The Eels frontman still feels like an insecure, lonely asshole.

image

eelness: E gazes out over the world of shit.

"I’m not some new-age kook. I don’t know what is going on and have no answers. Just trying to tell it like I see it." Mark Oliver Everett has no sexy answers to queries about the karmic backlash theme in his work both with the band the Eels and solo as E. His hair-trigger response lends force to the theory that the eccentric E is not the quaintly quirky, sonic sketch artist critics have made him out to be. He’s no Beck-meets-Ben Folds.

Hardly an abstractionist of emotion, the E found on 2000’s live, limited-edition Oh What a Beautiful Morning (E Works) and 2001’s Souljacker (DreamWorks) is blunt and unafraid to rock out about the darker side of life. Souljacker cribs ideas most familiar to E — desperation, yearning, isolation — then crumples the paper by approaching them in large, indicting gulps. The characters E assails, and the studious peeks into their brief comings and goings, are magnificently like the photorealist paintings of Chuck Close. E’s free-versed texts paint sunbursting pustules of concentrically circling detail, separately picking at a million squiggly aspects of the human disorder. But when you stand like a ship at a distance, these pixelated tales slowly reveal themselves as one larger portrait, an eerie evil universe unto itself.

Work has not altered his existence. And existence has not altered his work, despite all that occurred after having a hit song, "Novocaine for the Soul," in 1996. "I don’t think it has, really. I’m not living a famous life. When I go for a walk, I feel like an insecure, lonely asshole. Just like always. I don’t have to write songs about firing my chauffeur." After the blissful neuroses of ’96’s Beautiful Freak (DreamWorks), the intensely mournful, sample-dappled trippiness of Electro-Shock Blues and Daisies of the Galaxy (both DreamWorks) followed, a rippling response to the mind-blowing block of his father’s passing, his sister’s suicide and his mother’s diagnosis with lung cancer.

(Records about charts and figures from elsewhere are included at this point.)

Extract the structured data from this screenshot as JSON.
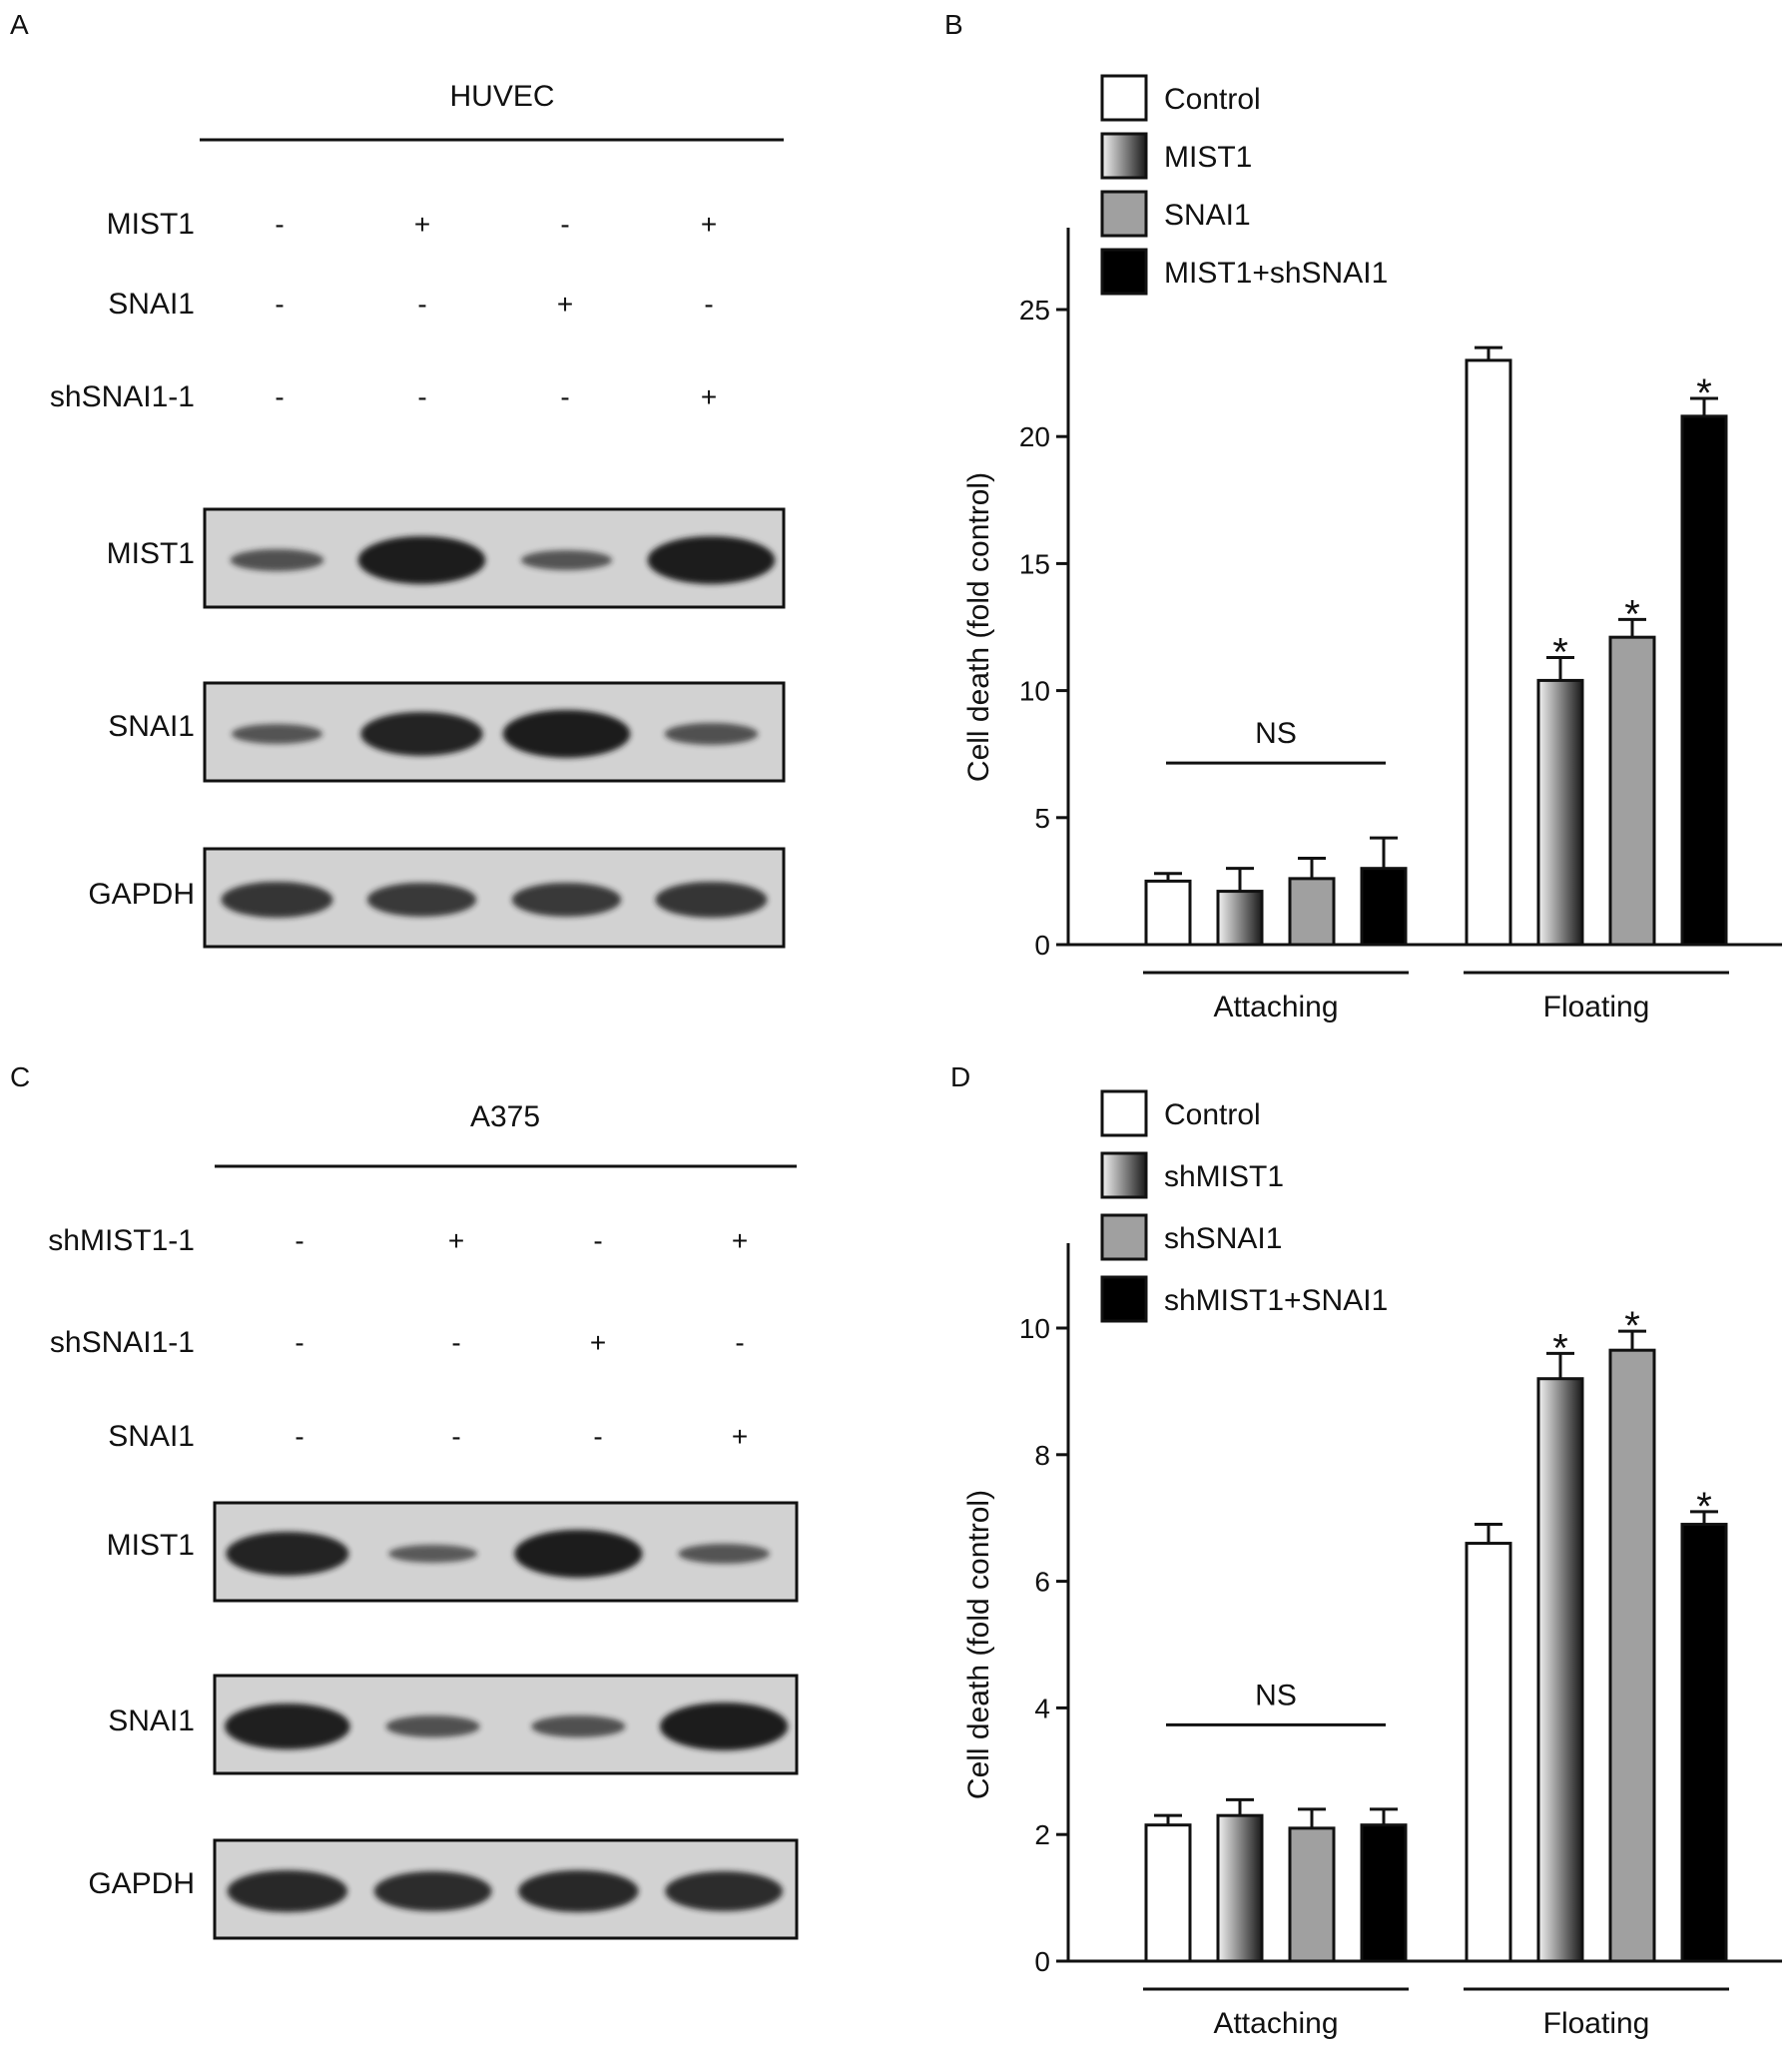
{
  "panels": {
    "A": {
      "letter": "A",
      "cell_line": "HUVEC",
      "conditions": [
        {
          "label": "MIST1",
          "signs": [
            "-",
            "+",
            "-",
            "+"
          ]
        },
        {
          "label": "SNAI1",
          "signs": [
            "-",
            "-",
            "+",
            "-"
          ]
        },
        {
          "label": "shSNAI1-1",
          "signs": [
            "-",
            "-",
            "-",
            "+"
          ]
        }
      ],
      "blots": [
        {
          "label": "MIST1",
          "intensity": [
            0.35,
            1.0,
            0.3,
            1.0
          ]
        },
        {
          "label": "SNAI1",
          "intensity": [
            0.3,
            0.9,
            1.0,
            0.35
          ]
        },
        {
          "label": "GAPDH",
          "intensity": [
            0.7,
            0.65,
            0.65,
            0.7
          ]
        }
      ]
    },
    "C": {
      "letter": "C",
      "cell_line": "A375",
      "conditions": [
        {
          "label": "shMIST1-1",
          "signs": [
            "-",
            "+",
            "-",
            "+"
          ]
        },
        {
          "label": "shSNAI1-1",
          "signs": [
            "-",
            "-",
            "+",
            "-"
          ]
        },
        {
          "label": "SNAI1",
          "signs": [
            "-",
            "-",
            "-",
            "+"
          ]
        }
      ],
      "blots": [
        {
          "label": "MIST1",
          "intensity": [
            0.9,
            0.25,
            1.0,
            0.3
          ]
        },
        {
          "label": "SNAI1",
          "intensity": [
            0.95,
            0.35,
            0.35,
            1.0
          ]
        },
        {
          "label": "GAPDH",
          "intensity": [
            0.85,
            0.8,
            0.85,
            0.8
          ]
        }
      ]
    }
  },
  "colors": {
    "control": "#ffffff",
    "gradient": [
      "#f2f2f2",
      "#1a1a1a"
    ],
    "grey": "#a0a0a0",
    "black": "#000000",
    "blot_bg": "#d2d2d2",
    "band": "#1c1c1c"
  },
  "chart_data": [
    {
      "panel": "B",
      "type": "bar",
      "ylabel": "Cell death (fold control)",
      "ylim": [
        0,
        25
      ],
      "yticks": [
        0,
        5,
        10,
        15,
        20,
        25
      ],
      "categories": [
        "Attaching",
        "Floating"
      ],
      "series": [
        {
          "name": "Control",
          "fill": "control",
          "values": [
            2.5,
            23.0
          ],
          "errors": [
            0.3,
            0.5
          ]
        },
        {
          "name": "MIST1",
          "fill": "gradient",
          "values": [
            2.1,
            10.4
          ],
          "errors": [
            0.9,
            0.9
          ]
        },
        {
          "name": "SNAI1",
          "fill": "grey",
          "values": [
            2.6,
            12.1
          ],
          "errors": [
            0.8,
            0.7
          ]
        },
        {
          "name": "MIST1+shSNAI1",
          "fill": "black",
          "values": [
            3.0,
            20.8
          ],
          "errors": [
            1.2,
            0.7
          ]
        }
      ],
      "annotations": [
        {
          "type": "ns",
          "category": 0,
          "text": "NS"
        },
        {
          "type": "star",
          "category": 1,
          "series": 1,
          "text": "*"
        },
        {
          "type": "star",
          "category": 1,
          "series": 2,
          "text": "*"
        },
        {
          "type": "star",
          "category": 1,
          "series": 3,
          "text": "*"
        }
      ],
      "legend_position": "top-left"
    },
    {
      "panel": "D",
      "type": "bar",
      "ylabel": "Cell death (fold control)",
      "ylim": [
        0,
        10
      ],
      "yticks": [
        0,
        2,
        4,
        6,
        8,
        10
      ],
      "categories": [
        "Attaching",
        "Floating"
      ],
      "series": [
        {
          "name": "Control",
          "fill": "control",
          "values": [
            2.15,
            6.6
          ],
          "errors": [
            0.15,
            0.3
          ]
        },
        {
          "name": "shMIST1",
          "fill": "gradient",
          "values": [
            2.3,
            9.2
          ],
          "errors": [
            0.25,
            0.4
          ]
        },
        {
          "name": "shSNAI1",
          "fill": "grey",
          "values": [
            2.1,
            9.65
          ],
          "errors": [
            0.3,
            0.3
          ]
        },
        {
          "name": "shMIST1+SNAI1",
          "fill": "black",
          "values": [
            2.15,
            6.9
          ],
          "errors": [
            0.25,
            0.2
          ]
        }
      ],
      "annotations": [
        {
          "type": "ns",
          "category": 0,
          "text": "NS"
        },
        {
          "type": "star",
          "category": 1,
          "series": 1,
          "text": "*"
        },
        {
          "type": "star",
          "category": 1,
          "series": 2,
          "text": "*"
        },
        {
          "type": "star",
          "category": 1,
          "series": 3,
          "text": "*"
        }
      ],
      "legend_position": "top-left"
    }
  ]
}
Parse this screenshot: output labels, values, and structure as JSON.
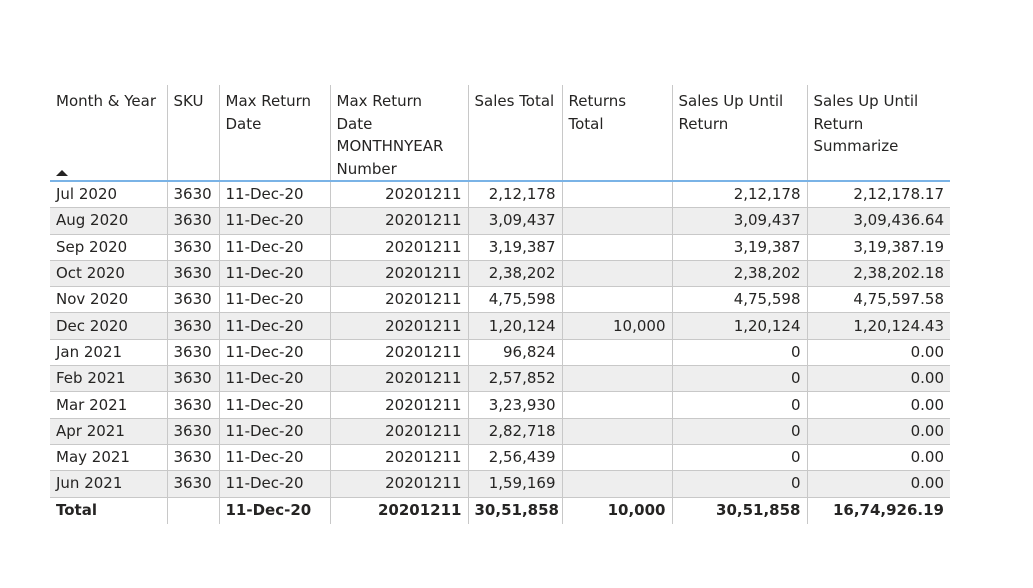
{
  "table": {
    "columns": [
      {
        "label": "Month & Year",
        "align": "left",
        "sorted": "ascending"
      },
      {
        "label": "SKU",
        "align": "left"
      },
      {
        "label": "Max Return Date",
        "align": "left"
      },
      {
        "label": "Max Return Date MONTHNYEAR Number",
        "align": "right"
      },
      {
        "label": "Sales Total",
        "align": "right"
      },
      {
        "label": "Returns Total",
        "align": "right"
      },
      {
        "label": "Sales Up Until Return",
        "align": "right"
      },
      {
        "label": "Sales Up Until Return Summarize",
        "align": "right"
      }
    ],
    "rows": [
      [
        "Jul 2020",
        "3630",
        "11-Dec-20",
        "20201211",
        "2,12,178",
        "",
        "2,12,178",
        "2,12,178.17"
      ],
      [
        "Aug 2020",
        "3630",
        "11-Dec-20",
        "20201211",
        "3,09,437",
        "",
        "3,09,437",
        "3,09,436.64"
      ],
      [
        "Sep 2020",
        "3630",
        "11-Dec-20",
        "20201211",
        "3,19,387",
        "",
        "3,19,387",
        "3,19,387.19"
      ],
      [
        "Oct 2020",
        "3630",
        "11-Dec-20",
        "20201211",
        "2,38,202",
        "",
        "2,38,202",
        "2,38,202.18"
      ],
      [
        "Nov 2020",
        "3630",
        "11-Dec-20",
        "20201211",
        "4,75,598",
        "",
        "4,75,598",
        "4,75,597.58"
      ],
      [
        "Dec 2020",
        "3630",
        "11-Dec-20",
        "20201211",
        "1,20,124",
        "10,000",
        "1,20,124",
        "1,20,124.43"
      ],
      [
        "Jan 2021",
        "3630",
        "11-Dec-20",
        "20201211",
        "96,824",
        "",
        "0",
        "0.00"
      ],
      [
        "Feb 2021",
        "3630",
        "11-Dec-20",
        "20201211",
        "2,57,852",
        "",
        "0",
        "0.00"
      ],
      [
        "Mar 2021",
        "3630",
        "11-Dec-20",
        "20201211",
        "3,23,930",
        "",
        "0",
        "0.00"
      ],
      [
        "Apr 2021",
        "3630",
        "11-Dec-20",
        "20201211",
        "2,82,718",
        "",
        "0",
        "0.00"
      ],
      [
        "May 2021",
        "3630",
        "11-Dec-20",
        "20201211",
        "2,56,439",
        "",
        "0",
        "0.00"
      ],
      [
        "Jun 2021",
        "3630",
        "11-Dec-20",
        "20201211",
        "1,59,169",
        "",
        "0",
        "0.00"
      ]
    ],
    "total": [
      "Total",
      "",
      "11-Dec-20",
      "20201211",
      "30,51,858",
      "10,000",
      "30,51,858",
      "16,74,926.19"
    ]
  },
  "colors": {
    "header_rule": "#7ab3e6",
    "total_rule": "#3c94d6",
    "alt_row_bg": "#eeeeee",
    "grid": "#c8c8c8",
    "text": "#252423"
  }
}
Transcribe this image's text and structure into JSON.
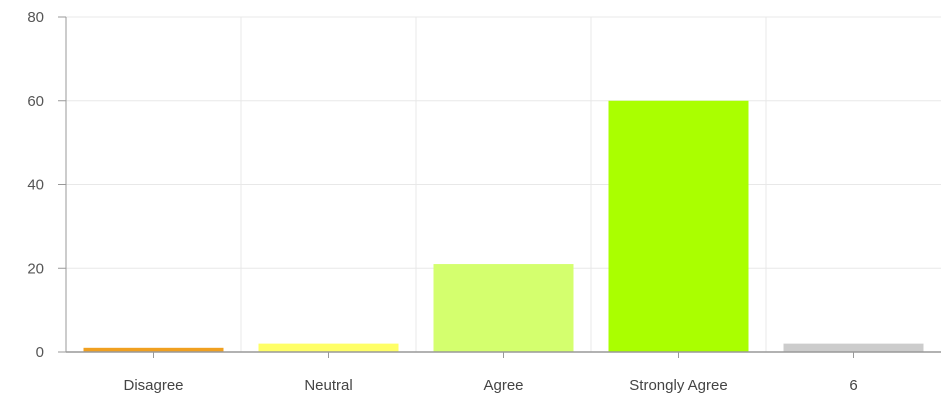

"Sometimes having no memory is good," says E. "You write about having no memory." Souljacker , worked on simultaneously with the two previous records, offers little relief from E’s melancholia while finding solace and new memories buried in strange crevices. "But it wasn’t a continuation of a story," says E. "It was its own thing." That thing offers up Columbine-like horror stories ("Dog Faced Boy," "That’s Not Really Funny," "Souljacker, Pt. 1"), tales of the unwanted ("Jungle Telegraph") and mod-Delta dirges ("World of Shit") that seemingly diffuse his pain and yearning while moving toward bigger topics.

From its rhythmic guitar crunch and voice-processed viciousness to its atomic-clock hammering, Souljacker is nightmarish zombie-rock. "It’s in me and it had to come out," says E, who produced the CD with PJ Harvey cohort/guitarist John Parish, who borrowed some unfragrant touches from his work on her oeuvre to create a slithering femme ferocity. Ultimately E offers little insight to what’s ferocious, fiendish or fabulous in his world beyond the savage republic of Souljacker and these parting words: "Grow a beard and everything will be alright."

The Eels will play at the TLA, Mon., March 25, 8 p.m., $15-$17, 334 South St., 215-336-2000, www.electricfactory.com.